From the Web Site

(This interview took place in Oct 2003)

Interview with Dr. Arun Gulani
We recently had the chance to interview Dr. Arun Gulani, one of the world's leading eye surgeons. Dr. Gulani, MD, is the Director of Cornea and Refractive surgery at the UF Department of Ophthalmology, Jacksonville in Florida, USA.

He is also a pioneer in the field of opthalmology and has developed various surgical instruments, techniques, classification systems and treatment protocols that are named after him.

He has recently performed the first Artificial corneal transplant in the entire state of Florida and is among the first in the United States of America to replace damaged corneas of patients seeking a last ray of hope towards useful vision. Surgeons and industry personnel from Australia, Chicago, California and Atlanta flew down to Jacksonville, Florida to witness this surgery.

The Australian company that makes these artificial corneas has selected only a few doctors from around the world to perform this procedure based on experience and post-operative results. Dr.Gulani was selected because of his experience with ocular surface reconstruction including full and partial corneal transplants using human donor corneas and placenta tissue.

This surgical technique has been approved by the Food and Drug Administration in the US. Hello, Dr. Gulani. Thank you for this interview.

Dr. Arun Gulani: Hello. Glad to be here. Could you tell us the details of this breakthrough in eye surgery?
AG: Sure. We performed two corneal (front layer of the eye) transplants using artificial corneas. The two-staged surgery begins with surgically removing the patient's damaged cornea and replacing it with the artificial cornea. It may take up to three months for the patient's eye to fully incorporate the artificial tissue but once this has occurred the patient is ready for the second stage. In this stage a small amount of the patient's natural tissue that has grown over the artificial cornea is removed, allowing the patient access to vision. How does the the body adapt to the artificial cornea?
AG: The artificial cornea consists of a bio-compatible, flexible material specially designed to be accepted by the patient's remaining tissue and to eventually grow together as one. What sort of patients can be helped by this technique?
AG: Artificial corneas are currently only being used to treat some of the most complex and high-risk cases, in which all other available options have been exhausted. Many of these patients have undergone numerous surgeries, have extensive corneal scarring from an accident or progressive disease, or have rejected a corneal transplant from a human donor.
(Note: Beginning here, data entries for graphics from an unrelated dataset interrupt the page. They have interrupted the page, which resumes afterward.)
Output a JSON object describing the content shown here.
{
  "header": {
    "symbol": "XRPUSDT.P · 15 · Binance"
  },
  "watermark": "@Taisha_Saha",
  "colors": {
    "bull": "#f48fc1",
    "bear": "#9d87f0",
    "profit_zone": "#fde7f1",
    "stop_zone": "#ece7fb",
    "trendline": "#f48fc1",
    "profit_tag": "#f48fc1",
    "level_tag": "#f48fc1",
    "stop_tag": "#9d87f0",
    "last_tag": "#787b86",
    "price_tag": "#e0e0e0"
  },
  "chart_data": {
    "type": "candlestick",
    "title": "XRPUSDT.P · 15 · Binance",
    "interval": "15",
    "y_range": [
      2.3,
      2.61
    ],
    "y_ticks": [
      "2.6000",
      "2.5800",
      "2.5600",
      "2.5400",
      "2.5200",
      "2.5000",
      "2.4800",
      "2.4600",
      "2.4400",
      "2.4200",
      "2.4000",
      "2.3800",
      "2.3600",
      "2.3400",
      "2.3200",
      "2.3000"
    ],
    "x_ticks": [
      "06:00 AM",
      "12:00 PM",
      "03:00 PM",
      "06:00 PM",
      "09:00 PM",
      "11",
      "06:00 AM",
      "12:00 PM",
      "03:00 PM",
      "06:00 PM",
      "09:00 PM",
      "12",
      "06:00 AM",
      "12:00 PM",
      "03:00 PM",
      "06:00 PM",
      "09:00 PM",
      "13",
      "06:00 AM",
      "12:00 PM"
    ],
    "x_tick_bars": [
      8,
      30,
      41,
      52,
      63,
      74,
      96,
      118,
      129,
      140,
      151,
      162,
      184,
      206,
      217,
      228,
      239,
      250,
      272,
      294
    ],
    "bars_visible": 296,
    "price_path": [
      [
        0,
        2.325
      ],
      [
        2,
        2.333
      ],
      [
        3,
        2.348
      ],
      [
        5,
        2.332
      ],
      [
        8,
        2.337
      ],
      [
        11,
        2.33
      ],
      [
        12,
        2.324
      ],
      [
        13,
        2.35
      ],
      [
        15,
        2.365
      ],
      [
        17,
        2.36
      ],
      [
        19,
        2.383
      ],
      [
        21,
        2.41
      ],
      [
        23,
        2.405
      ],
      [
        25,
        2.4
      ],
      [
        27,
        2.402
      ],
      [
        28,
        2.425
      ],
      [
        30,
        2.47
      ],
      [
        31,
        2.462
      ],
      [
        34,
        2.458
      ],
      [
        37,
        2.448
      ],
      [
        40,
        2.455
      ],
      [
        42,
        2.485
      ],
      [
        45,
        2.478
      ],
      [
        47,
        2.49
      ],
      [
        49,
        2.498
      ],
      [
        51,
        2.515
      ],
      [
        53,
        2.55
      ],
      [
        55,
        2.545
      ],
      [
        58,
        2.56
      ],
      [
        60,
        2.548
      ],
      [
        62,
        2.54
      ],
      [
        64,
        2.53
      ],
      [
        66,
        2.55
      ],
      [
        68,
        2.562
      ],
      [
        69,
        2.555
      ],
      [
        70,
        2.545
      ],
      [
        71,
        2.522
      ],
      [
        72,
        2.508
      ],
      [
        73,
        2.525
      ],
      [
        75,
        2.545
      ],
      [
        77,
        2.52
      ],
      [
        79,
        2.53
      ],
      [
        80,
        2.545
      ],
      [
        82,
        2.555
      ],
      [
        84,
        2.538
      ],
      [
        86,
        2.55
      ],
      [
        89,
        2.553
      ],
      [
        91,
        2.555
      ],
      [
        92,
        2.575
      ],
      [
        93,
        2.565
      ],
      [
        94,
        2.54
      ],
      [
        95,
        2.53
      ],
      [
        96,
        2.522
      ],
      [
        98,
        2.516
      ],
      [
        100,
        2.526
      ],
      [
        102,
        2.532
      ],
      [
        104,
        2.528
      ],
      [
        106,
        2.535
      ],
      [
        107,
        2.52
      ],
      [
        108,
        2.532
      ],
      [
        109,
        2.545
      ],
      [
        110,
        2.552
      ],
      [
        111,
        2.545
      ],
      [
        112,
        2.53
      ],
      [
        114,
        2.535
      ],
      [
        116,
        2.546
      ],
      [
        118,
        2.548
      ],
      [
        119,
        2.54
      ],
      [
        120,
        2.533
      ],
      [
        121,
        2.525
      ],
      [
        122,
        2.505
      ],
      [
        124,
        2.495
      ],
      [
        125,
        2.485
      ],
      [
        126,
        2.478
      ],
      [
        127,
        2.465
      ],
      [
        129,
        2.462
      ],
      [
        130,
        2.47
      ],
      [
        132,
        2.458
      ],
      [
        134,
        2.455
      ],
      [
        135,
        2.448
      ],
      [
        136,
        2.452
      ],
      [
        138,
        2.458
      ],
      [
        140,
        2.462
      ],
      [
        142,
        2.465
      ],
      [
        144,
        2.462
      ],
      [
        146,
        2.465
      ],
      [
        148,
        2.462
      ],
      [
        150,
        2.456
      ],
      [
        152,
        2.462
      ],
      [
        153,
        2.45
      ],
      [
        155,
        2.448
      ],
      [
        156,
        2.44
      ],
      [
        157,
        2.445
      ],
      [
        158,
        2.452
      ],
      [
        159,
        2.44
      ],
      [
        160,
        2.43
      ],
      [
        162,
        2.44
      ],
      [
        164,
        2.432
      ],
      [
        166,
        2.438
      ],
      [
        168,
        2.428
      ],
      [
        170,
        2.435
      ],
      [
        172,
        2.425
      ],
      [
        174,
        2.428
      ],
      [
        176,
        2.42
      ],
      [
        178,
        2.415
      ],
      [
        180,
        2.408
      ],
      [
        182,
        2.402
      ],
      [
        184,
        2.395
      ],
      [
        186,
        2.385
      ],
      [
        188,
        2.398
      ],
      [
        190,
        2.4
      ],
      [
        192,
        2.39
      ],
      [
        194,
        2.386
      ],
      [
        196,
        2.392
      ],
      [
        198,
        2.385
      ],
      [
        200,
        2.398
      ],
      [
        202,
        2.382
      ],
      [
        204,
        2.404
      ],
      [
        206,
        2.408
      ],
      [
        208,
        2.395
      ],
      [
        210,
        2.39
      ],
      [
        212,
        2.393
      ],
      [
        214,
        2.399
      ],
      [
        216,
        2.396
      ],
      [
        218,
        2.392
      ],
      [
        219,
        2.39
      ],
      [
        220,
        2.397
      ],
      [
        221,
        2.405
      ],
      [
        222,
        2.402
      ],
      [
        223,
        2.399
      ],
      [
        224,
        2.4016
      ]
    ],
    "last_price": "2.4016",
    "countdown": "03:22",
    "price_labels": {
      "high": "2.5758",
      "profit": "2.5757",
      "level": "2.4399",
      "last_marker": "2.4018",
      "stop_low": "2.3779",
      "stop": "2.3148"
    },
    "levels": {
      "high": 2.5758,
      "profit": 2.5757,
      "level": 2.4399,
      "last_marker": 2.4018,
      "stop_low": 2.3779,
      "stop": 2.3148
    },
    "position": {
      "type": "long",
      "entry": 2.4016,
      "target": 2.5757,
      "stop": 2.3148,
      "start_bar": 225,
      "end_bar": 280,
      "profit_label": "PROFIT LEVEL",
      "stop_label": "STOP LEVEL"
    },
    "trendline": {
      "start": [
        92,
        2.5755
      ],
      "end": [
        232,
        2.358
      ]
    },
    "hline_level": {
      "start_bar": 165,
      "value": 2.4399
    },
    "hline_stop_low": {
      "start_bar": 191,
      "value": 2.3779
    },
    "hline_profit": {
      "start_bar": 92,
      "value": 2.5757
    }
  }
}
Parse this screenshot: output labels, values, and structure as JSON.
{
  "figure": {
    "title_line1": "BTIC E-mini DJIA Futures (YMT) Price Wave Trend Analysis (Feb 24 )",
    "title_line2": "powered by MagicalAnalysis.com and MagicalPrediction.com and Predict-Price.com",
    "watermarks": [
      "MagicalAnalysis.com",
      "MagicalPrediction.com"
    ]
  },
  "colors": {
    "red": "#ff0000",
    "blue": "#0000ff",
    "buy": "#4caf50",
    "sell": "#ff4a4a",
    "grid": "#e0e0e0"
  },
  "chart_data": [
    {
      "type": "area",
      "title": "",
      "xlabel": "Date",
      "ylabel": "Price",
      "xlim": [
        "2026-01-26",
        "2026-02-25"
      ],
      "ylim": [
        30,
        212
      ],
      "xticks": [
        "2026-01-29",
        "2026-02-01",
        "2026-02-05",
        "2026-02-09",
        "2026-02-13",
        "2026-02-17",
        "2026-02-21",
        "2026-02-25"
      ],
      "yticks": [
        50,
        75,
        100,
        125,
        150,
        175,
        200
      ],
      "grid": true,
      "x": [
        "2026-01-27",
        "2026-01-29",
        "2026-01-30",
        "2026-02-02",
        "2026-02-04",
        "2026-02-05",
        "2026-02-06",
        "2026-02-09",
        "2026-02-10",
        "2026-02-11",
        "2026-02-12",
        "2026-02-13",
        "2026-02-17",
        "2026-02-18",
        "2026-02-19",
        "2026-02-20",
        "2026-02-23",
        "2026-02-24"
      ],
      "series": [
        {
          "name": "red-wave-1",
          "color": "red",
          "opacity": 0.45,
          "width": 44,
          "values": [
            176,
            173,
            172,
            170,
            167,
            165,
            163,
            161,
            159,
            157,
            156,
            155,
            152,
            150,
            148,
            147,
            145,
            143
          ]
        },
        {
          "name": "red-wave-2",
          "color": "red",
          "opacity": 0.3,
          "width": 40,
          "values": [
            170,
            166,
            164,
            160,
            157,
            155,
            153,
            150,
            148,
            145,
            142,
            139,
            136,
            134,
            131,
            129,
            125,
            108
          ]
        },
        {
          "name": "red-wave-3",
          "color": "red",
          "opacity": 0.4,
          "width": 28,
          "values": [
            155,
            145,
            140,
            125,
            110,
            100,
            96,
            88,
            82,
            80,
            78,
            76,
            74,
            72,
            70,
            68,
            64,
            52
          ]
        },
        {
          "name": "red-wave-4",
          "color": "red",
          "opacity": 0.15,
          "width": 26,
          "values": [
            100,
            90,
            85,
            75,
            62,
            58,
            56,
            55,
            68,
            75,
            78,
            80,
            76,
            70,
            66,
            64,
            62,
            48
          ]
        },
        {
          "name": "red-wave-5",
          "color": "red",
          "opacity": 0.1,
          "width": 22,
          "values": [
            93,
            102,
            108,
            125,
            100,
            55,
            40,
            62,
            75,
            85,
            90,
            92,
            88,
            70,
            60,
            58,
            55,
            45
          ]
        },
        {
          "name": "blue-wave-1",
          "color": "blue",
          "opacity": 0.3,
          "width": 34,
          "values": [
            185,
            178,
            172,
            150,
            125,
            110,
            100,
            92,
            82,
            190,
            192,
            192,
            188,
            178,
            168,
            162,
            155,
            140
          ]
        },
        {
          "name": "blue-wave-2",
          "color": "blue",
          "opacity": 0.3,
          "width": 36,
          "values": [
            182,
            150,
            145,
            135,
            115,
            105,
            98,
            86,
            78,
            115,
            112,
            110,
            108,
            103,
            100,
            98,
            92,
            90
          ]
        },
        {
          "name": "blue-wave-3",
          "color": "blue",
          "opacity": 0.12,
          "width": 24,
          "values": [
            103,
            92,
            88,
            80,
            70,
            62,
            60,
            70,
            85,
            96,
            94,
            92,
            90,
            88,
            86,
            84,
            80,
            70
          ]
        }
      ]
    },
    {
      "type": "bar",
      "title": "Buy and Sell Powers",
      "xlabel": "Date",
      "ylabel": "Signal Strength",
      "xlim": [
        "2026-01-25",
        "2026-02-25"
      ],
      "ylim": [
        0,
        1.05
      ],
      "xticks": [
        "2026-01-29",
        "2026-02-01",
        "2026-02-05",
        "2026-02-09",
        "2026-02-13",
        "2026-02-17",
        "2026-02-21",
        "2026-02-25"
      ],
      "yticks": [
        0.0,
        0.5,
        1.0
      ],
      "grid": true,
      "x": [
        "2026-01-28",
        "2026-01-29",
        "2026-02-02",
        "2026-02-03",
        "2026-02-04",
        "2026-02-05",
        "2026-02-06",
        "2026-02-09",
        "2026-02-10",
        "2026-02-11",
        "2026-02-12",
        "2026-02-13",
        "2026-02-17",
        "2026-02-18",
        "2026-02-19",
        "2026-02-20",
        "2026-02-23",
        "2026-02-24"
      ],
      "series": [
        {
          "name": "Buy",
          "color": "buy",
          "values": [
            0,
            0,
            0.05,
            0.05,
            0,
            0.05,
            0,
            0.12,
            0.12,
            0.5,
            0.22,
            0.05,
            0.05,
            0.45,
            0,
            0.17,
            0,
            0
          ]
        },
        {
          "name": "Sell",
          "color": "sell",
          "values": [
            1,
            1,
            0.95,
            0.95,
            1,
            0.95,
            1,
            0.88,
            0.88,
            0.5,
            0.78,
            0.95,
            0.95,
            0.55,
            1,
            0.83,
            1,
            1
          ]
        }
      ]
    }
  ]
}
Is this surgery available at other hospitals?
AG: Presently the Australian company at Lions Eye Institute is being very selective.I am in the process of modifying this surgical technique and have designed new instrumentation which will make it more acceptable for widespread surgical use across the globe. I shall be sharing my work and teaching this technique to surgeons from around the world at the American Academy of Ophthalmology meeting in California this fall. So, yes I am hopeful that more doctors and hospitals are able to offer this technique soon. Do the patients get their original vision back after the surgery?
AG: Their ability to see depends on the co-existing pathology in that eye. I do envision a third stage for this surgery when after this artificial cornea is incorporated into the eye, it could be sculpted by the a very similar laser that I use for Lasik surgery to enable these patients to achieve their best vision. OK, that was very interesting. Could you tell us where you are from in India?
AG: I attended Seth G. S. Medical College (KEM) in Bombay for my MBBS and MS degrees. I am indebted to my teachers there who encouraged my constant quest for better deliverance. What other surgical techniques or procedures do you practice?
AG: I have performed almost all kinds of eye operations - and specialize in Lasik, Management of Lasik complications, Complex cataracts, all types of Corneal Transplants, Dry eye and Placental tissue surgery. While I was in India I used to conduct eye-camps to treat cataract and other problems of the eye. I do sincerely believe that India has some of the finest eye surgeons in the world. I still visit India to actively participate in teaching as well as sharing surgical skills. Having a number of patients who travel to me from India, they do have an option to see me here or in India. Do you think that all these medical breakthroughs will benefit the poor?
AG: Certainly. Eye care has progressed tremendously in the past few years. As the surgeries become more commonplace, they also become more affordable and available to more and more people. We are not there yet - for example the artificial corneas that I used in this surgery cost about US$6000 each. This is clearly too expensive for widespread use. But it is my desire find a less expensive material and make them available more widely. I have no doubt that as the technique matures and the benefits become obvious, this surgical technique will be more widely available. Thank you, Dr. Gulani. This was very informative. Our best wishes for your future innovations and success.
AG: Thank you. I enjoyed this conversation.